Love in war

Love in war

Anu Radha's latest documentary weaves a romantic story between Poland and India while taking you through testimonies of Polish survivors of World War II. By Iknoor Kaur

It is only in times of trouble that one finds true love. So did the Polish in 1942.

In the midst of the Second World War, following German and Soviet attacks on Poland, thousands of people were evacuated. Children who lost their parents in the skirmish were badly affected. They had nowhere to go until the Polish government-in-exile asked for international refuge. At that time, India accepted them and hence started the romance between the two countries. This saga is what forms Anu Radha and Sumit Osmand Shaw’s latest documentary, A Little Poland in India.

Doordarshan, the Gujarat government and Poland’s national broadcaster TVP got together to make the film which narrates this tale through testimonies of five men and women who lived at the Balachadi camp under the wings of the then Jam Saheb, Digvijaysinhji Ranjitsinhji Jadeja, of Nawanagar (Gujarat).

The 52-minute documentary is not about the role India played in the World War II to support Poland, but the love, compassion, faith and dependency that the two countries shared. Anu Radha referred to it as a film on friendship. “We live in a world that has no boundaries. Every war grave is a cry for peace,” she said.

The film begins with Wieslaw Stypula, a Polish survivor, in Balachadi reminiscing his childhood as tears roll down his eyes. “When I was 11, I found myself alone because of a few situations that affected me and my family. I was hungry, sick and saw children dying all around me. In this scenario, I was adopted by people of a country I didn’t even know — India. It was here I found love, life, peace, freedom, happiness and education. Life was more. The six years I spent in the country was a heavy period of my life. There were three things I wanted to do once I came back to Poland — first, visit India which I have now done several times, second, build some sort of a memorial at Balachadi where we were put up which also stands strong today and last, transform my childhood story into a film for everyone to know, which Anu Radha has done for me,” he spoke fluently in Polish at the launch of the film adding that throughout their stay in India Jam Saheb made sure they never lost touch with their own culture. “He taught them in their mother tongue and also dressed them in their traditional attire,” said Anu.

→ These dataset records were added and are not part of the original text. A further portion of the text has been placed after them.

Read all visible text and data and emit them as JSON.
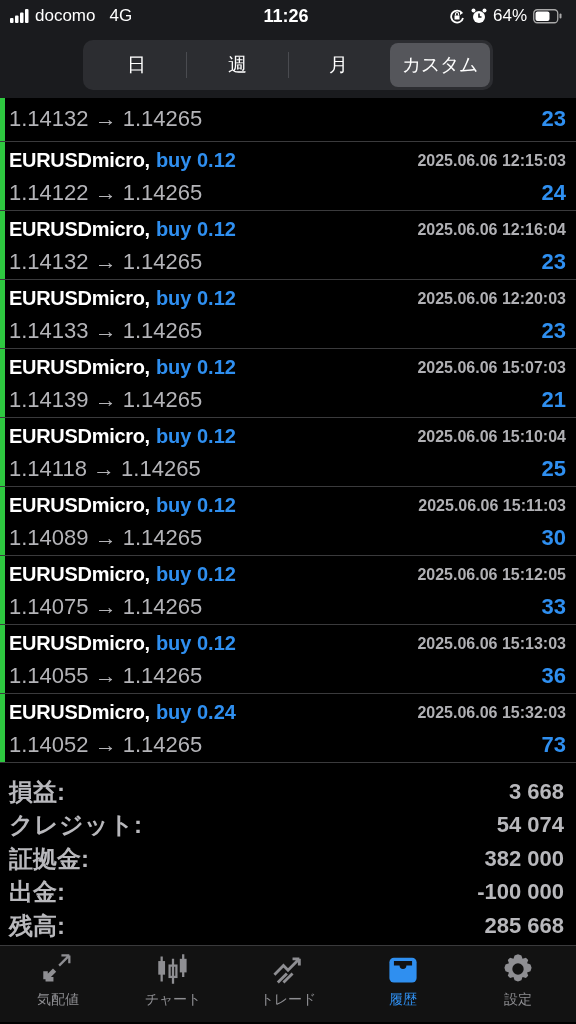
{
  "status_bar": {
    "carrier": "docomo",
    "network": "4G",
    "time": "11:26",
    "battery": "64%"
  },
  "period_tabs": [
    {
      "label": "日",
      "selected": false
    },
    {
      "label": "週",
      "selected": false
    },
    {
      "label": "月",
      "selected": false
    },
    {
      "label": "カスタム",
      "selected": true
    }
  ],
  "partial_deal": {
    "prices": "1.14132 → 1.14265",
    "profit": "23"
  },
  "deals": [
    {
      "symbol": "EURUSDmicro,",
      "order": "buy 0.12",
      "time": "2025.06.06 12:15:03",
      "prices": "1.14122 → 1.14265",
      "profit": "24"
    },
    {
      "symbol": "EURUSDmicro,",
      "order": "buy 0.12",
      "time": "2025.06.06 12:16:04",
      "prices": "1.14132 → 1.14265",
      "profit": "23"
    },
    {
      "symbol": "EURUSDmicro,",
      "order": "buy 0.12",
      "time": "2025.06.06 12:20:03",
      "prices": "1.14133 → 1.14265",
      "profit": "23"
    },
    {
      "symbol": "EURUSDmicro,",
      "order": "buy 0.12",
      "time": "2025.06.06 15:07:03",
      "prices": "1.14139 → 1.14265",
      "profit": "21"
    },
    {
      "symbol": "EURUSDmicro,",
      "order": "buy 0.12",
      "time": "2025.06.06 15:10:04",
      "prices": "1.14118 → 1.14265",
      "profit": "25"
    },
    {
      "symbol": "EURUSDmicro,",
      "order": "buy 0.12",
      "time": "2025.06.06 15:11:03",
      "prices": "1.14089 → 1.14265",
      "profit": "30"
    },
    {
      "symbol": "EURUSDmicro,",
      "order": "buy 0.12",
      "time": "2025.06.06 15:12:05",
      "prices": "1.14075 → 1.14265",
      "profit": "33"
    },
    {
      "symbol": "EURUSDmicro,",
      "order": "buy 0.12",
      "time": "2025.06.06 15:13:03",
      "prices": "1.14055 → 1.14265",
      "profit": "36"
    },
    {
      "symbol": "EURUSDmicro,",
      "order": "buy 0.24",
      "time": "2025.06.06 15:32:03",
      "prices": "1.14052 → 1.14265",
      "profit": "73"
    }
  ],
  "summary": [
    {
      "label": "損益:",
      "value": "3 668"
    },
    {
      "label": "クレジット:",
      "value": "54 074"
    },
    {
      "label": "証拠金:",
      "value": "382 000"
    },
    {
      "label": "出金:",
      "value": "-100 000"
    },
    {
      "label": "残高:",
      "value": "285 668"
    }
  ],
  "tab_bar": [
    {
      "kind": "quotes",
      "label": "気配値",
      "selected": false
    },
    {
      "kind": "chart",
      "label": "チャート",
      "selected": false
    },
    {
      "kind": "trade",
      "label": "トレード",
      "selected": false
    },
    {
      "kind": "history",
      "label": "履歴",
      "selected": true
    },
    {
      "kind": "settings",
      "label": "設定",
      "selected": false
    }
  ]
}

The moment Anu heard this story she was sure she wanted to make a documentary. “This story is well-known in Poland. Every child in Poland has heard of it. When I heard of this story, I thought it was a fantastic idea and when I did research there was just so much more to work on,” she said.

Anu who has previously worked with the Ministry of External Affairs said this experience has been the most challenging so far. “I think it is a great learning experience when you work on international projects. Though, it does come with its own set of challenges. Working with a government partnership means budgets are restrained. Plus, the fact that I needed to deal with people from two different countries simultaneously was a big task. Then there was also the language barrier. There is no one in Poland who talks in English. Even though we always had a translator with us, basic communication was tough. But overall, it was not at all difficult coordinating between the two governments,” she elaborated.

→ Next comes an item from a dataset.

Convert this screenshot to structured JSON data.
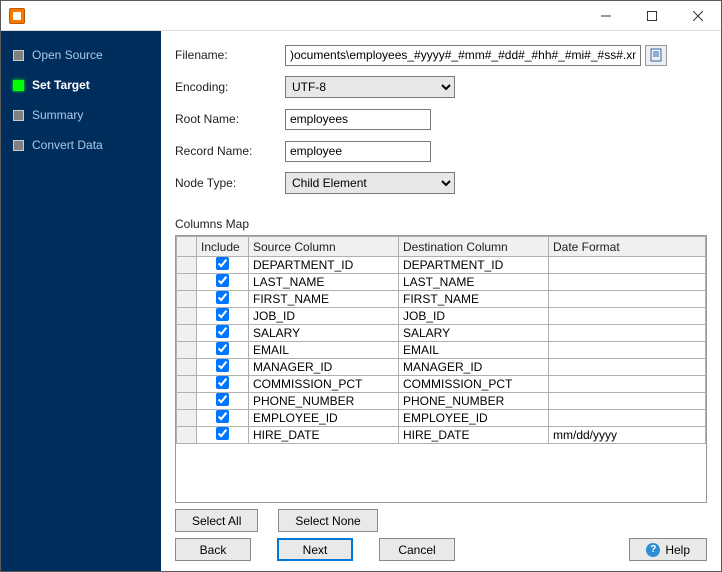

Anu feels that working with the government is not at all a tedious job. She said, “I don’t agree with people when they say that the government doesn’t understand your job. I only work with the government. I hate the private sector. A lot of people feel that because the government budgets are restrained the quality of the film is bad. Every government has budget restrains, but as a filmmaker it is your duty to make sure that you do a good job with limited funds. You need to be creative.”

She added that she doesn’t use a team of professionals to make her documentaries. “I only hire students for my films. They have immense potential, are enthusiastic and hard working,” she said. The film will open at the Kinoteka Polish Film Festival on November 18 at India Habitat Centre and will also be screened on Doordarshan during the weekend.